Erste Bilanz: Schulen und Kitas weitestgehend leer

Großteil der Familien folgt den Appellen / Notbetreuung für Kinder, deren Eltern besonders im Job gebraucht werden, greift ab morgen

Wo sonst kurz vor acht Schülerhorden zu Fuß und mit dem Fahrrad entlangströmen, war am Montag vielerorts kaum jemand zu sehen. Auf die am Freitagnachmittag kurzfristig verkündete Schließung von Schulen und Kitas wegen des sich ausbreitenden Corona-Virus hatten sich zum Wochenstart offenbar sehr viele Familien eingestellt. Lehrer nahmen mit Eltern und Schülern Kontakt auf, um Aufgaben für die Zeit außerhalb der Schule abzusprechen. Das Land hält seit längerer Zeit digitale Lernplattformen bereit.

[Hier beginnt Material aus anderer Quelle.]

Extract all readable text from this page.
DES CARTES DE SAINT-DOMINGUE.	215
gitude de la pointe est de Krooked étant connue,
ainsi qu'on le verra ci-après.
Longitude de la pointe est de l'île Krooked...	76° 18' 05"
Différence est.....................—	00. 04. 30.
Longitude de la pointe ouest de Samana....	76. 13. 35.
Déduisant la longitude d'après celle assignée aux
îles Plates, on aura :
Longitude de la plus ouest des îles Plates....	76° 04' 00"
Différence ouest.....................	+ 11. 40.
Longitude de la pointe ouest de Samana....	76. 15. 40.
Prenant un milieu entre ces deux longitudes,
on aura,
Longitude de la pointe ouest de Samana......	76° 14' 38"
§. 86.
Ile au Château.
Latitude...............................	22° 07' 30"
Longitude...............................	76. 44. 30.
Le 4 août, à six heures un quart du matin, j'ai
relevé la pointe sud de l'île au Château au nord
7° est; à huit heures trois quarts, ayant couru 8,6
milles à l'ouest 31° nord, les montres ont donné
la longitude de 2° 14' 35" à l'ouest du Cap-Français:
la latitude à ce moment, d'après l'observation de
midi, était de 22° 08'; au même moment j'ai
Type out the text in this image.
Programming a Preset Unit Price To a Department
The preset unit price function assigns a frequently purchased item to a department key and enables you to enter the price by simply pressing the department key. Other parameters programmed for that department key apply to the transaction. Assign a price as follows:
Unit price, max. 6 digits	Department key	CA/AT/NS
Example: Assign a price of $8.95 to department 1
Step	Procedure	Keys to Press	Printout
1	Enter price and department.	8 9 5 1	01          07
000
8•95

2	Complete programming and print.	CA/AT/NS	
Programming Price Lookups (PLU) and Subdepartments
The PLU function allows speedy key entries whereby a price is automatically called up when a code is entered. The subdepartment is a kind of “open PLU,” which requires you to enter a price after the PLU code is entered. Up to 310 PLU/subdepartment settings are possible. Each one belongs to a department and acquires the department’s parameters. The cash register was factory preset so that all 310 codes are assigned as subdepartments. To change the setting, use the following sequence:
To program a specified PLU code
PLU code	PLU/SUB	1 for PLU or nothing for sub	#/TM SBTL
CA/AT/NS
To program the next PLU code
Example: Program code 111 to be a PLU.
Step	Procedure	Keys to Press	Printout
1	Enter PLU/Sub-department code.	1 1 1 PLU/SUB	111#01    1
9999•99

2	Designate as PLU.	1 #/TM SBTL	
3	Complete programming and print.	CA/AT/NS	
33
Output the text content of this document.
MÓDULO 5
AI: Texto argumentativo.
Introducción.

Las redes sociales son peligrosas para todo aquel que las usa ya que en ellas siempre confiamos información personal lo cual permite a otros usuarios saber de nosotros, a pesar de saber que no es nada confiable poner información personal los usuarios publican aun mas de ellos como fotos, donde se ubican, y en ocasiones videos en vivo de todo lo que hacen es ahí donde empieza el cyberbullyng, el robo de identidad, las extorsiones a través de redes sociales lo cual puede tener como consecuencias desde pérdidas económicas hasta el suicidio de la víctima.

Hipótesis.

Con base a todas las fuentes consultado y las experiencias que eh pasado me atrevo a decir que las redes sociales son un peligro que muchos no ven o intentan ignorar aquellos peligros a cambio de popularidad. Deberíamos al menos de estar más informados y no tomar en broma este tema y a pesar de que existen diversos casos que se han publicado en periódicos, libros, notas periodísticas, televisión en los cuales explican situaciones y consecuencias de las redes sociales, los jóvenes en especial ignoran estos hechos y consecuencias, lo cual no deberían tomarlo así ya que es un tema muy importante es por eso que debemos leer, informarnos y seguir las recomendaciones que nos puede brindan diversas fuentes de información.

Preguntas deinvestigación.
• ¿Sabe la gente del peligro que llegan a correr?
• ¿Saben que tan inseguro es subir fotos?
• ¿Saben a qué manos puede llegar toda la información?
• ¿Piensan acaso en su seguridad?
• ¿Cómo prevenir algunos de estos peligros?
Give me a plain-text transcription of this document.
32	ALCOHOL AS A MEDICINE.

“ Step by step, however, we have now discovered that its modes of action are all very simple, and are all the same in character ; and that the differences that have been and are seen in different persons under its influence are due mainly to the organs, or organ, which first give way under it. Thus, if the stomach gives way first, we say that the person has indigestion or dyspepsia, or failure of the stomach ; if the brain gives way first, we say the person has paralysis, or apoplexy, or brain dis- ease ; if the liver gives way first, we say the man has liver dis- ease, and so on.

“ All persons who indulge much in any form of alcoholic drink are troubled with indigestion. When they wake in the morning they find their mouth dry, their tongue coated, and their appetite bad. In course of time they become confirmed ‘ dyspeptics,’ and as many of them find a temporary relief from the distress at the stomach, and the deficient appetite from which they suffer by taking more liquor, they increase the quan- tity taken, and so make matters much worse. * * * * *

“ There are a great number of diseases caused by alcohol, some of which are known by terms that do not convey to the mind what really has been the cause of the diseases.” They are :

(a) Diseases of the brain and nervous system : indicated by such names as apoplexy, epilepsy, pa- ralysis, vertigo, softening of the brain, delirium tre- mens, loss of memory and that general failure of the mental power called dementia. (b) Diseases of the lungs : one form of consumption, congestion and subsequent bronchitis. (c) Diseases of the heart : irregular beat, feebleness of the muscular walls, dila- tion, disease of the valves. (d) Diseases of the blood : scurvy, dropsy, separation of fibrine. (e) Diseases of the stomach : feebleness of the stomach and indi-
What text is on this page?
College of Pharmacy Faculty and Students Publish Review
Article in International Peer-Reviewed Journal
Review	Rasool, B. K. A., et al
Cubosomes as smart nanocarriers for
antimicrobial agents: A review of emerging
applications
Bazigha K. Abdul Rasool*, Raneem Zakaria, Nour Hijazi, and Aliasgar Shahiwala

„An den Schulen ist ganz wenig los“, schilderte ein Sprecher des Bildungsministeriums gestern die ersten Rückmeldungen von Gymnasien und Sekundarschulen. In vielen Schulen sei niemand aufgetaucht. „Die Menschen gehen mit der Situation schon sehr verantwortungsvoll um.“ Ab morgen werden laut Sozialministerium nur noch Kinder solcher Eltern betreut, die zur Gruppe der unentbehrlichen Schlüsselpersonen gehören. Dazu zählen etwa medizinische, pflegerische und pharmazeutische Berufe, die Justiz, Landesverteidigung, Feuerwehr, Rettungsdienst und Katastrophenschutz sowie Berufe, die zur Sicherstellung der öffentlichen Infrastruktur beitragen. Es ist ein Kraftakt für die Familien, aber das Einsehen ist offenbar da. In Burg (Jerichower Land) folgten die allermeisten Eltern dem Aufruf, ihre Kinder zu Hause zu betreuen. Von rund 788 Schülern wurden an den kommunalen Grundschulen 23 Kinder betreut.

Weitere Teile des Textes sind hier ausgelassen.